The Planetary Society has announced that its Cosmos 1 solar sail is to be launched on March 1, 2005. A letter to members from executive director Louis Friedman, who worked on NASA sail designs for an aborted Halley’s comet mission in the 1970s, called Cosmos 1 ‘the world’s first solar sail spacecraft.’ And indeed it is, if by ‘spacecraft’ we mean ‘free-flying vehicle.’ The first Russian Znamya experiments with sail deployment are over a decade old, and involved a 20-meter spinning sail-mirror.
Although Znamya was intended to demonstrate the practicality of beaming solar energy to polar and subarctic settlements, the design pointed to a larger concept. When I talked to him last year at JPL, NASA sail expert ‘Hoppy’ Price showed me a photograph of the deployed sail-mirror, which had problems. “…there are these wrinkles in the sail, so it didn’t really work quite the way it was supposed to work,” Price said. “And it was a lot heavier than what we’d like to build. But the more we study this, the basic configuration—for a large spin-stabilized sail that would be very low in mass—is a promising one.”
Image: The Znamya sail-mirror, the first space-based deployment of sail technologies. Earlier missions, like Mariner 10, had verified the effect of photon propulsion, but were not specifically designed to do so.
Znamya involved a sail that remained anchored to a Progress supply ship (a second Znamya deployment six years later failed when the sail became entangled with a spacecraft antenna). Cosmos 1 will indeed be an independent spacecraft, one that will test the basics of photon propulsion by maneuvering to a higher orbit. Each of its eight triangular blades can be pitched, varying the angle to change the pressure of reflected sunlight. If all goes well, the team will also try to illuminate the sail with a microwave beam to measure the acceleration on the spacecraft.

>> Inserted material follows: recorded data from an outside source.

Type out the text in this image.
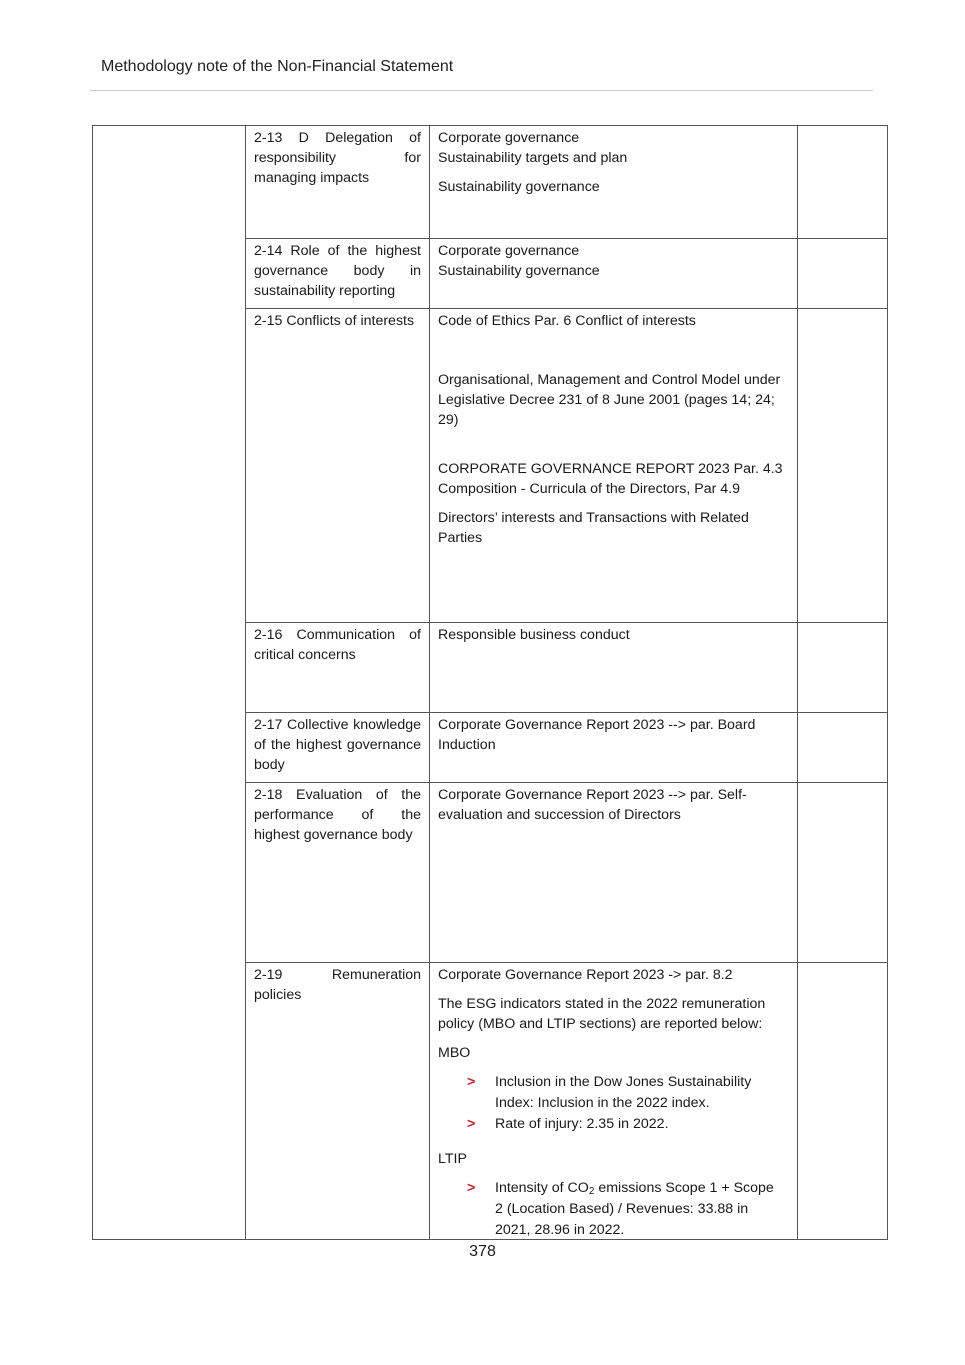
Methodology note of the Non-Financial Statement
2-13 D Delegation of responsibility for managing impacts
Corporate governance
Sustainability targets and plan
Sustainability governance
2-14 Role of the highest governance body in sustainability reporting
Corporate governance
Sustainability governance
2-15 Conflicts of interests	Code of Ethics Par. 6 Conflict of interests
Organisational, Management and Control Model under Legislative Decree 231 of 8 June 2001 (pages 14; 24; 29)
CORPORATE GOVERNANCE REPORT 2023 Par. 4.3 Composition - Curricula of the Directors, Par 4.9
Directors’ interests and Transactions with Related Parties
2-16 Communication of critical concerns
Responsible business conduct
2-17 Collective knowledge of the highest governance body
Corporate Governance Report 2023 --> par. Board Induction
2-18 Evaluation of the performance of the highest governance body
Corporate Governance Report 2023 --> par. Self-evaluation and succession of Directors
2-19 Remuneration policies
Corporate Governance Report 2023 -> par. 8.2
The ESG indicators stated in the 2022 remuneration policy (MBO and LTIP sections) are reported below:
MBO
> Inclusion in the Dow Jones Sustainability Index: Inclusion in the 2022 index.
> Rate of injury: 2.35 in 2022.
LTIP
> Intensity of $CO_2$ emissions Scope 1 + Scope 2 (Location Based) / Revenues: 33.88 in 2021, 28.96 in 2022.
378
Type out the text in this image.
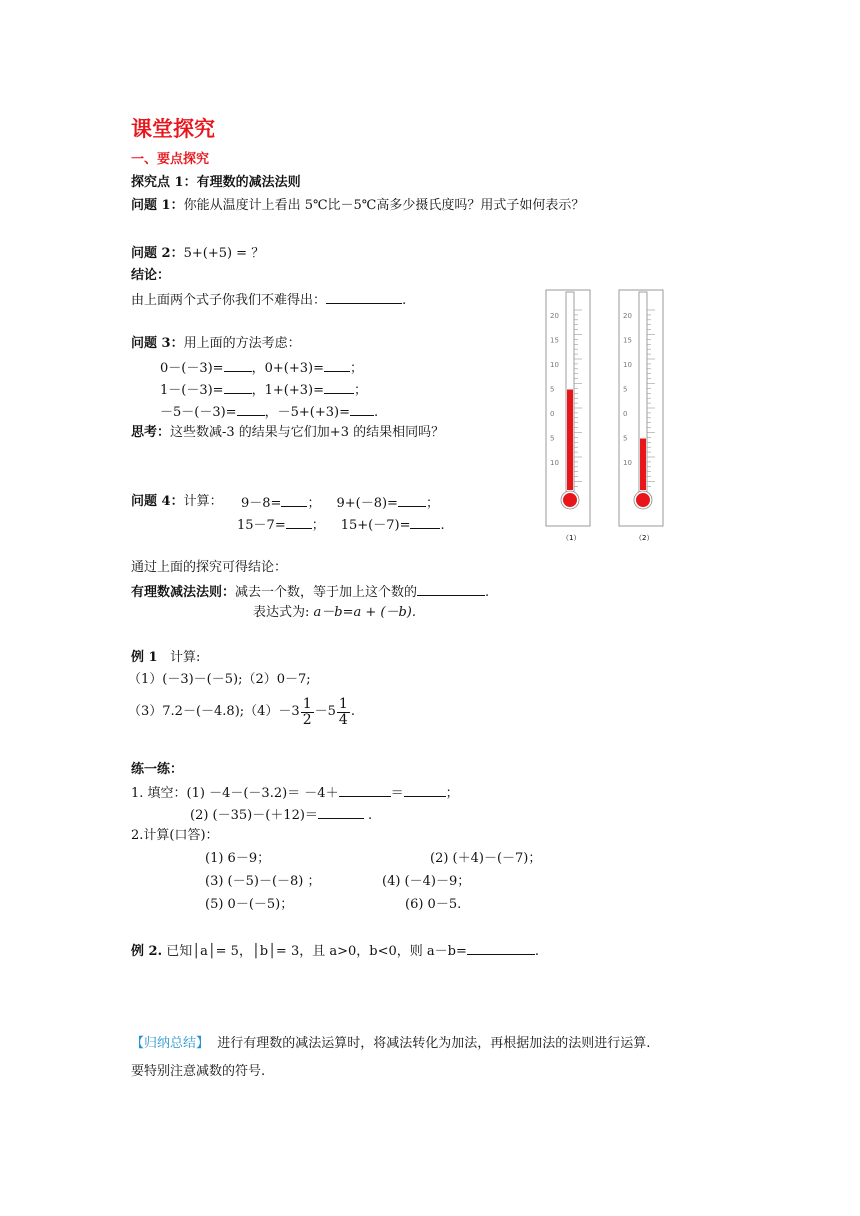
课堂探究
一、要点探究
探究点 1：有理数的减法法则
问题 1：你能从温度计上看出 5℃比－5℃高多少摄氏度吗？用式子如何表示？
问题 2：5+(+5) = ？
结论：
由上面两个式子你我们不难得出：	.
问题 3：用上面的方法考虑：
0－(－3)= ，0+(+3)= ；
1－(－3)= ，1+(+3)= ；
－5－(－3)= ，－5+(+3)= .
思考：这些数减-3 的结果与它们加+3 的结果相同吗？
问题 4：计算： 9－8= ； 9+(－8)= ；
15－7= ； 15+(－7)= .
通过上面的探究可得结论：
有理数减法法则：减去一个数，等于加上这个数的	.
表达式为: a－b=a + (－b).
例 1 计算:
（1）(－3)－(－5);（2）0－7;
（3）7.2－(－4.8);（4）－3 $\frac{1}{2} -5 \frac{1}{4}$ .
练一练：
1. 填空：(1) －4－(－3.2)＝ －4＋	＝	；
(2) (－35)－(＋12)＝	.
2.计算(口答)：
(1) 6－9；	(2) (＋4)－(－7)；
(3) (－5)－(－8) ；	(4) (－4)－9；
(5) 0－(－5)；	(6) 0－5.
例 2. 已知│a│= 5，│b│= 3，且 a>0，b<0，则 a－b=	.
【归纳总结】 进行有理数的减法运算时，将减法转化为加法，再根据加法的法则进行运算.
要特别注意减数的符号.
20
15
10
5
0
5
10
（1）
20
15
10
5
0
5
10
（2）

Centauri Dreams‘ take: Cosmos 1 is a proof of concept mission that stands out in two areas. First, it should awaken public attention to solar sail designs at a time when agencies like NASA and ESA are actively working on sail dynamics. Second, Cosmos 1 was built and will be launched without government funding, ‘the first space mission of a public interest organization,’ as The Planetary Society’s Cosmos 1 page puts it. On both counts the mission is fascinating; anyone interested in advanced propulsion concepts must wish it well.